If a person has HIV that has become resistant to anti-HIV drugs, they can infect other people with drug-resistant HIV. About 10% of new HIV-infections in the UK are with drug-resistant virus. A person infected with drug-resistant virus has limited treatment options – before they have taken a single anti-HIV drug.
Reinfection
In addition to sexually transmitted infections, unprotected sex can carry other health risks for HIV-positive people. There have been cases reported where a person with HIV has been reinfected (or superinfected) with another subtype or strain of HIV that is resistant to anti-HIV drugs.
In some cases this has resulted in the person's HIV viral load increasing and CD4 cell count falling. In addition, their treatment options have been limited because the type of HIV they were reinfected with was resistant to some or all of the anti-HIV drugs they were taking, as well as others they had never taken.
It is not known how easy it is for somebody to become reinfected with HIV. So far only a few cases have been reported worldwide, almost all among gay men who had unprotected anal sex. However, there has also been a case reported of reinfection involving a heterosexual couple.

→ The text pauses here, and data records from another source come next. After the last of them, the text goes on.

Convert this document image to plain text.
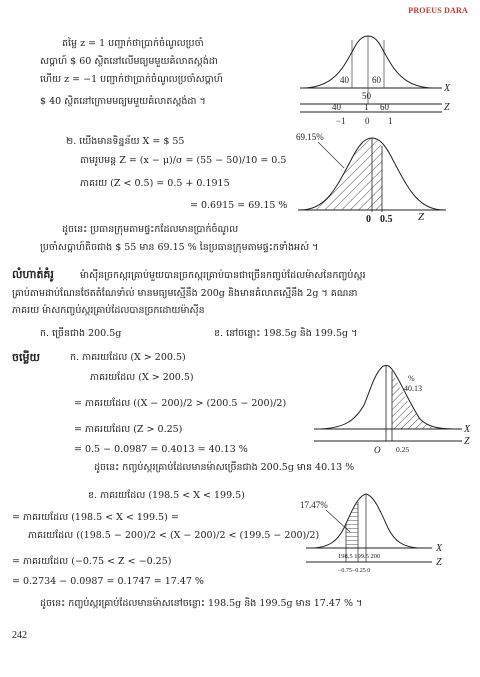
PROEUS DARA
តម្លៃ z = 1 បញ្ជាក់ថាប្រាក់ចំណូលប្រចាំ
សប្តាហ៍ $ 60 ស្ថិតនៅលើមធ្យមមួយគំលាតស្តង់ដា
ហើយ z = −1 បញ្ជាក់ថាប្រាក់ចំណូលប្រចាំសប្តាហ៍
$ 40 ស្ថិតនៅក្រោមមធ្យមមួយគំលាតស្តង់ដា ។
40	60
50
X
40	1 60	Z
−1 0 1
២. យើងមានទិន្នន័យ X = $ 55
តាមរូបមន្ត Z = (x − μ)/σ = (55 − 50)/10 = 0.5
ភាគរយ (Z < 0.5) = 0.5 + 0.1915
= 0.6915 = 69.15 %
ដូចនេះ ប្រធានក្រុមតាមផ្ទះកដែលមានប្រាក់ចំណូល
ប្រចាំសប្តាហ៍តិចជាង $ 55 មាន 69.15 % នៃប្រធានក្រុមតាមផ្ទះកទាំងអស់ ។
69.15%
0 0.5 Z
លំហាត់គំរូ	ម៉ាស៊ីនច្រកស្ករគ្រាប់មួយបានច្រកស្ករគ្រាប់បានជាច្រើនកញ្ចប់ដែលម៉ាសនៃកញ្ចប់ស្ករ
គ្រាប់តាមដាប់ណែនថែតតំណែទាំល់ មានមធ្យមស្មើនឹង 200g និងមានគំលាតស្មើនឹង 2g ។ គណនា
ភាគរយ ម៉ាសកញ្ចប់ស្ករគ្រាប់ដែលបានច្រកដោយម៉ាស៊ីន
ក. ច្រើនជាង 200.5g	ខ. នៅចន្លោះ 198.5g និង 199.5g ។
ចម្លើយ	ក. ភាគរយដែល (X > 200.5)
ភាគរយដែល (X > 200.5)
= ភាគរយដែល ((X − 200)/2 > (200.5 − 200)/2)
= ភាគរយដែល (Z > 0.25)
= 0.5 − 0.0987 = 0.4013 = 40.13 %
ដូចនេះ កញ្ចប់ស្ករគ្រាប់ដែលមានម៉ាសច្រើនជាង 200.5g មាន 40.13 %
%
40.13
O 0.25
X
Z
ខ. ភាគរយដែល (198.5 < X < 199.5)
= ភាគរយដែល (198.5 < X < 199.5) =
ភាគរយដែល ((198.5 − 200)/2 < (X − 200)/2 < (199.5 − 200)/2)
= ភាគរយដែល (−0.75 < Z < −0.25)
= 0.2734 − 0.0987 = 0.1747 = 17.47 %
ដូចនេះ កញ្ចប់ស្ករគ្រាប់ដែលមានម៉ាសនៅចន្លោះ 198.5g និង 199.5g មាន 17.47 % ។
17.47%
198.5 199.5 200
−0.75−0.25 0
X
Z
242
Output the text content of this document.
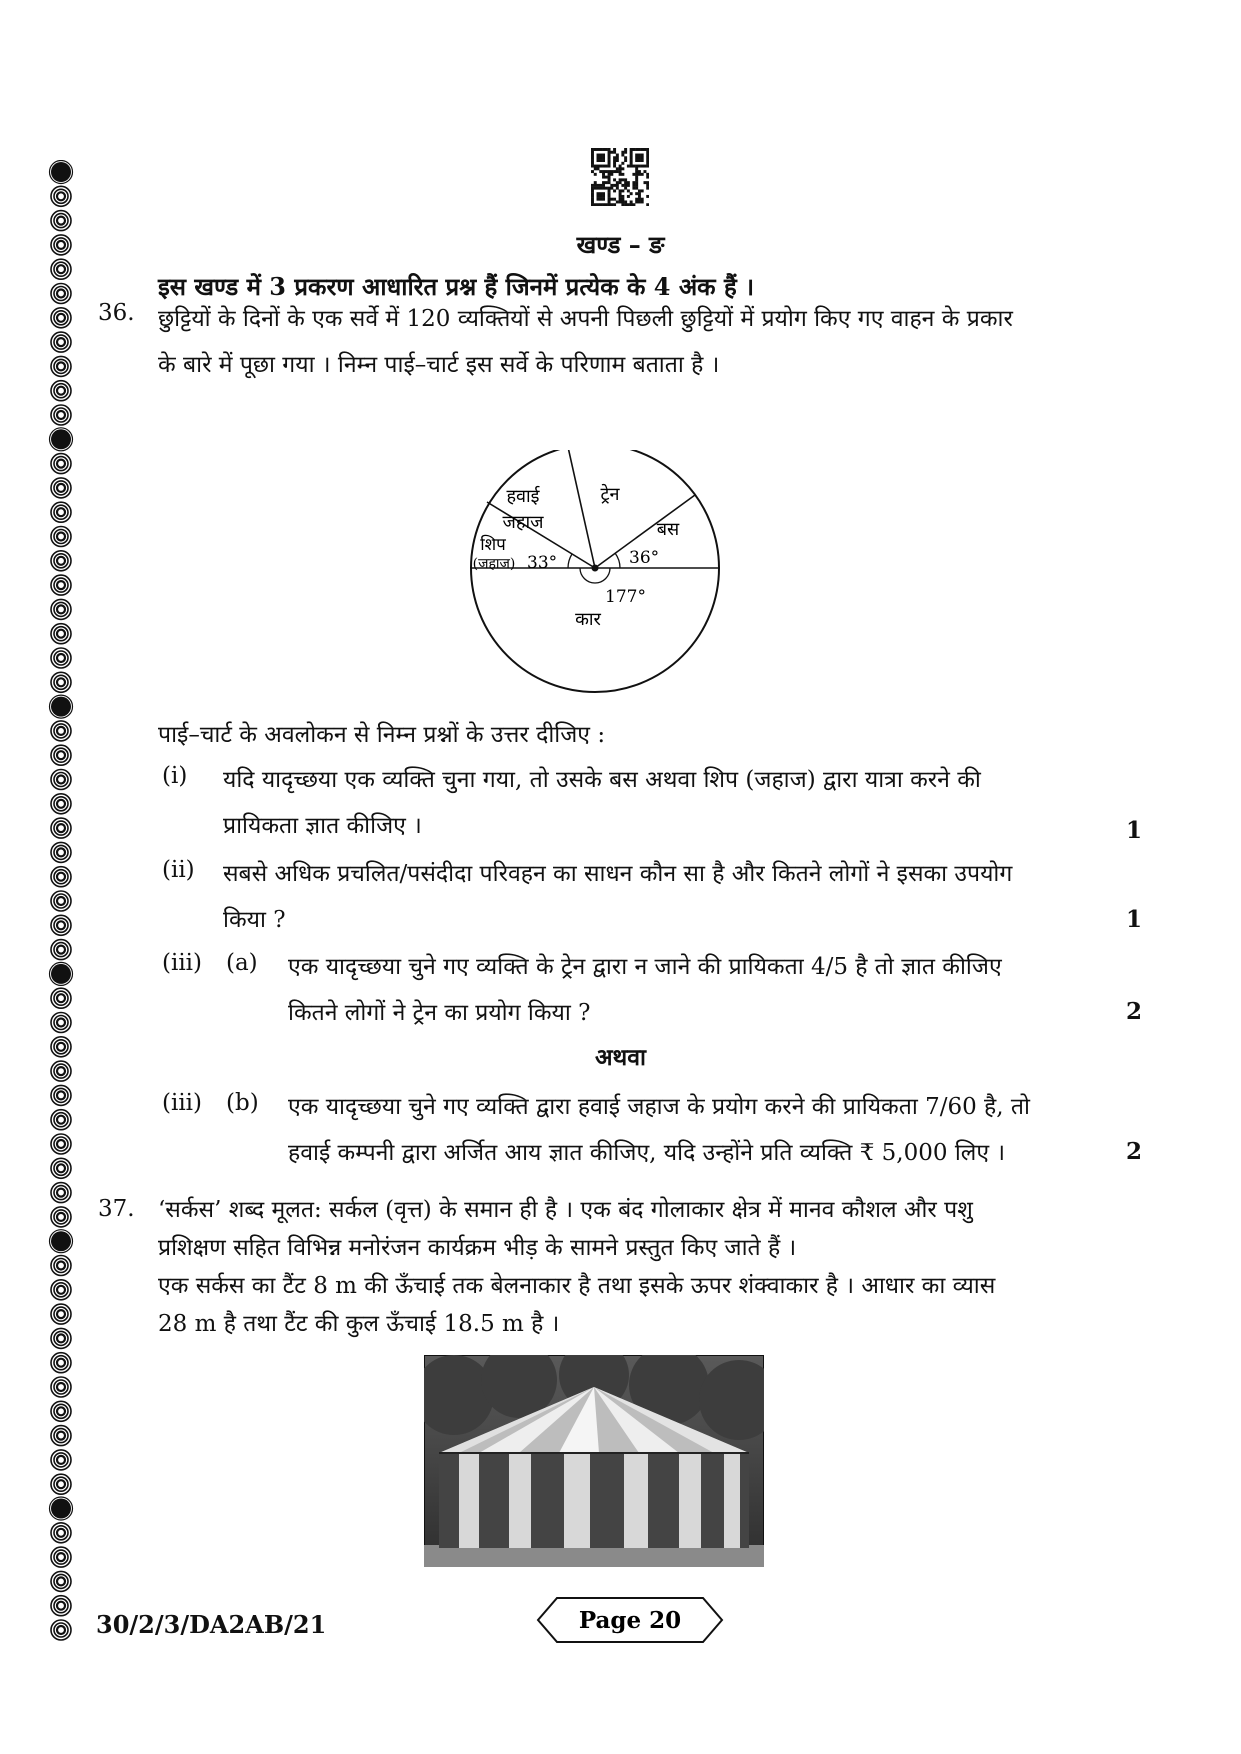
खण्ड – ङ
इस खण्ड में 3 प्रकरण आधारित प्रश्न हैं जिनमें प्रत्येक के 4 अंक हैं ।
36. छुट्टियों के दिनों के एक सर्वे में 120 व्यक्तियों से अपनी पिछली छुट्टियों में प्रयोग किए गए वाहन के प्रकार
के बारे में पूछा गया । निम्न पाई–चार्ट इस सर्वे के परिणाम बताता है ।
बस
36°
ट्रेन
हवाई
जहाज
शिप
(जहाज) 33°
177°
कार
पाई–चार्ट के अवलोकन से निम्न प्रश्नों के उत्तर दीजिए :
(i) यदि यादृच्छया एक व्यक्ति चुना गया, तो उसके बस अथवा शिप (जहाज) द्वारा यात्रा करने की
प्रायिकता ज्ञात कीजिए ।	1
(ii) सबसे अधिक प्रचलित/पसंदीदा परिवहन का साधन कौन सा है और कितने लोगों ने इसका उपयोग
किया ?	1
(iii) (a) एक यादृच्छया चुने गए व्यक्ति के ट्रेन द्वारा न जाने की प्रायिकता 4/5 है तो ज्ञात कीजिए
कितने लोगों ने ट्रेन का प्रयोग किया ?	2
अथवा
(iii) (b) एक यादृच्छया चुने गए व्यक्ति द्वारा हवाई जहाज के प्रयोग करने की प्रायिकता 7/60 है, तो
हवाई कम्पनी द्वारा अर्जित आय ज्ञात कीजिए, यदि उन्होंने प्रति व्यक्ति ₹ 5,000 लिए ।	2
37. ‘सर्कस’ शब्द मूलत: सर्कल (वृत्त) के समान ही है । एक बंद गोलाकार क्षेत्र में मानव कौशल और पशु
प्रशिक्षण सहित विभिन्न मनोरंजन कार्यक्रम भीड़ के सामने प्रस्तुत किए जाते हैं ।
एक सर्कस का टैंट 8 m की ऊँचाई तक बेलनाकार है तथा इसके ऊपर शंक्वाकार है । आधार का व्यास
28 m है तथा टैंट की कुल ऊँचाई 18.5 m है ।
30/2/3/DA2AB/21	Page 20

Although reinfection appears to be very rare, there seem to be some factors that might increase the risk of it happening. Nearly all the reported cases of reinfection occurred in people who had HIV for three years or less, and either had not started HIV treatment or were on a break from treatment. However, there has been a single case report of reinfection in a man who had long-term HIV infection. It remains to be seen whether further cases will be reported.
Pregnancy
If you are HIV-positive and thinking of becoming pregnant, or are pregnant and diagnosed with HIV, it is very important to discuss your options with members of your health care team.
The chance of an HIV-positive woman giving birth to an HIV-negative baby are greatly increased by:
- Taking HIV drugs during the pregnancy
- Choosing not to breastfeed
- If you have an undetectable viral load you should be able to have a vaginal delivery. If viral load is detectable at the time of labour then you’ll need to have a caesarean delivery.
The booklet HIV and women in this series explores these issues in more detail.